La válvula de escape sentimental de otro personaje, Cosme Vila, era su novia. Por fin había encontrado novia. La hija del guardabarrera en el paso a nivel del tren que iba a Barcelona. Una mujer guapilla, tímida, que era evidente que le contemplaba como a un dios. Los anchos hombros de Cosme Vila la sepultaban cuando éste la tomaba del brazo.

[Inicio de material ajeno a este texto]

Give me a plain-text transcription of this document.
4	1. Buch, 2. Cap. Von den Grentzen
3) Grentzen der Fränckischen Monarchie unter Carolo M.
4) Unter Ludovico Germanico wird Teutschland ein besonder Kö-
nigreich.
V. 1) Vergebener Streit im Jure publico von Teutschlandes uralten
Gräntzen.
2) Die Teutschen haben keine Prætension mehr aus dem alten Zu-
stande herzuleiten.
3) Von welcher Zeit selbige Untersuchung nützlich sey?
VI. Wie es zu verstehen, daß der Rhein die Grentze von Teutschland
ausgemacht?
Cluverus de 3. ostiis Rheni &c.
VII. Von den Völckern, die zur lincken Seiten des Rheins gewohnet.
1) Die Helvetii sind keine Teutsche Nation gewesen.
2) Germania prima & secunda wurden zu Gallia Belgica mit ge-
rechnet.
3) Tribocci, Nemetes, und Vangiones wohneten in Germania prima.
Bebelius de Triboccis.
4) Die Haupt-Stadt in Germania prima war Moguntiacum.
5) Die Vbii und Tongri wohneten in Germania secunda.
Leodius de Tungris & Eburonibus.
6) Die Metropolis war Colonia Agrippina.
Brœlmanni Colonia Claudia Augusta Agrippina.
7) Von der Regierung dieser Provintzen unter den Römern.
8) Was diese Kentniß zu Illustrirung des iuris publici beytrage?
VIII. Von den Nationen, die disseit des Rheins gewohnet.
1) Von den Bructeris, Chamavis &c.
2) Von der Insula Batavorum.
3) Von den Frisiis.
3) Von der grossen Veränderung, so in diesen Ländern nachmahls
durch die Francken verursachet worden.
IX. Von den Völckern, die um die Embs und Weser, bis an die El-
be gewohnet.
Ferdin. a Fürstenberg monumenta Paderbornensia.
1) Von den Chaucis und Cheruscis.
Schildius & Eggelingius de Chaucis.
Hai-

A menudo la llevaba de paseo hacia el paso a nivel, donde trabajaban los padres de la chica. Los cuales, al verlos llegar por la carretera, salían de la garita y agitaban sonriendo la banderita roja.
Desde que tenía novia, Cosme Vila llevaba el pelo mejor cortado. Antes se pasaba semanas enteras sin ir a la barbería: ahora era puntual. Y según La Torre de Babel, había elegido la barbería de Víctor, lo cual era lógico. Y sus comentarios al ver las fotografías de la luna resbalando por la catedral, habían levantado en vilo la célula comunista. Al parecer dijo: «Parecéis monaguillos y no obreros revolucionarios».
En cuanto a David y Olga, tenían varios seres en quienes verter su capacidad de ternura. En primer lugar, se querían mutuamente. Continuaban inseparables, como los campanarios y como la esposa y la hija del comandante Martínez de Soria. Luego, Ignacio… Le querían de veras. Los altibajos del muchacho, su hambre de verdad y su vigor emocional habían ganado por entero el corazón de los dos maestros. Siempre le decían: «Deberías contenerte un poco, de otro modo en pocos años agotarás las posibilidades de rectificación que da la vida». Después de aprobar, le invitaron a una solemne merienda en la que hubo hasta discursos, y en la que se habló principalmente de Carmen Elgazu, del miedo que ésta sentía cuando le aseguraba que en el cielo le bastaría la contemplación de Dios, que no vería ni a Matías Alvear, ni a Ignacio, ni a César ni a Pilar.
El otro ser por el que los maestros sentían afecto era uno de sus alumnos, el mayor y más desgarbado de la clase, al que llamaban Santi. Un muchacho del barrio, desamparado de la familia. De orejas tan grandes como las de César y pies enormes. De temperamento violentísimo, fogoso, siempre dispuesto a cruzar el primero la pasarela del río, a hincar la azada más hondo que nadie. Con escalofriantes detalles de crueldad para con los animales. Pero los maestros procuraban enderezar su carácter.
La pasión de los Costa… eran de otra índole. Eran las ranas. En un merendero situado junto al puente largo del Ter había un vivero de ranas. Los Costa cuidaban de este vivero con mucho mayor cariño, aún, que de sus obreros. Estaban al corriente, día por día, de su estado y evolución. Y cuando llegaban allí con los dirigentes de la Peña Ciclista, algunos solistas del Orfeón u otros camaradas se dirigían inmediatamente al vivero y señalando una por una las ranas que con más brío se chapuzaban en el agua, decían al patrón: «Ésta… Y ésta…» Y minutos después mordían en las ancas y patas de los animalitos, con unos ojos de ternura que emocionaban a los demás comensales.
Era gran fortuna para la ciudad que la gente tuviera tales detalles. Porque el clima de nerviosismo se iba apoderando de todos, y sin la resistencia que oponían las virtudes de cada cual la cosa iría de mal en peor. Suerte también que el sentimiento de familia estaba muy arraigado en muchas casas, y que daba miedo quebrar aquellos lazos que habían costado tantos años y que habían procurado goces tan simples y duraderos.